Sharing capital equipment could be a handy way of cutting emissions. Domestic capital equipment (DCE) has very low utilisation rates and so it would make sense to share it more.

There are five houses in this terrace in Shrewsbury each with a small garden at the back. Each garden needs, at different times of the year, digging, raking, cutting, mowing, clipping, pruning, sawing, chopping, and forking. For each there is a set of tools. In fact, there are five sets of tools, pretty much the same.

One set of tools would suffice for the whole row. Why not do it? By today’s customs it would be very unusually to suggest and operate a system of sharing gardening tools.

More important and more challenging would be a single heating system for the row, potentially fired by biomass. It would be technically feasible and economically rational but it would trip over the outstretched foot of custom. All the objections (what happens when something goes wrong; how do you access the boiler when the host is away; what happens if someone doesn’t pay…) can be soundly addressed technically and financially. Yet there’s a force much stronger than technology and money at work here. It’s the way of doing things, our culture, the constraints of good manners.

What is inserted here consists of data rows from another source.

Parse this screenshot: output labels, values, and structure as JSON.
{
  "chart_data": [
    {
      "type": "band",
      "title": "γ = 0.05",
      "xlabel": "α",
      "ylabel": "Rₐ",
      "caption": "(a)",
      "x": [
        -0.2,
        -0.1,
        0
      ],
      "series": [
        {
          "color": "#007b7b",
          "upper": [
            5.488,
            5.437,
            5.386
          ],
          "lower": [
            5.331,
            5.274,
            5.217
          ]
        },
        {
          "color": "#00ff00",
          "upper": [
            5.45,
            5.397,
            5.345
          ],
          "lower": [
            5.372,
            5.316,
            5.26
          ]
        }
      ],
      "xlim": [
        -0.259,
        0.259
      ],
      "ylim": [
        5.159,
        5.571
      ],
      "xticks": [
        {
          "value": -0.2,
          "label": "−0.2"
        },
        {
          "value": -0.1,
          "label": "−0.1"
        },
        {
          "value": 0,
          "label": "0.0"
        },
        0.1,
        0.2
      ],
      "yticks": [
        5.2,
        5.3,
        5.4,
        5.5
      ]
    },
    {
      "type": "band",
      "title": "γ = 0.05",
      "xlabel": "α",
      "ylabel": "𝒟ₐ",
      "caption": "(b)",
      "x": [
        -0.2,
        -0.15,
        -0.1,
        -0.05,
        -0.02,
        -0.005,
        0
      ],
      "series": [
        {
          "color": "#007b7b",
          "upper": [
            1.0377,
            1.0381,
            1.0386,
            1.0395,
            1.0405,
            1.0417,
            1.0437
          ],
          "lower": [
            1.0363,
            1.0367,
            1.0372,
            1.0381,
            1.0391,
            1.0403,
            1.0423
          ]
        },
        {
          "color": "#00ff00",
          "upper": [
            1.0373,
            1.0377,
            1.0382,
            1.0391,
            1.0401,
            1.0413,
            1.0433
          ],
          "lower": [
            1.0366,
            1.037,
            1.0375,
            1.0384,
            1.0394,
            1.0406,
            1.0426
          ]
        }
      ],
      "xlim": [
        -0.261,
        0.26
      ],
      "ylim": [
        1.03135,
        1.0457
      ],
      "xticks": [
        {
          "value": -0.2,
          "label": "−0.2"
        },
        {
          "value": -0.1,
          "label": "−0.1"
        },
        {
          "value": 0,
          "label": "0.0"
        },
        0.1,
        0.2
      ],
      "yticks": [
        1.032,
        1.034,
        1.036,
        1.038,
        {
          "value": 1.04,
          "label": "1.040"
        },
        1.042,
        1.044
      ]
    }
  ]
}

One way of getting people to share DCE is to put the price of carbon up. At a very high carbon price it will be so expensive to buy a garden spade that it will make more sense to share one with your neighbour. Ditto the heating system. But you’d need a carbon price of (I guess) a couple of hundred £/$/€ per tonne to get people to think that way. An alternative is to try and make it culturally desirable to share equipment and foster sharing through marketing, example, education and using laws to clarify the status of sharing. It would be a series of “nudges”*. With these nudges you might be able to save a lot of money and avoid resorting to absurdly high carbon prices.

* “Nudges” as in Nudge by Richard H Thaler and Cass R Sunstein.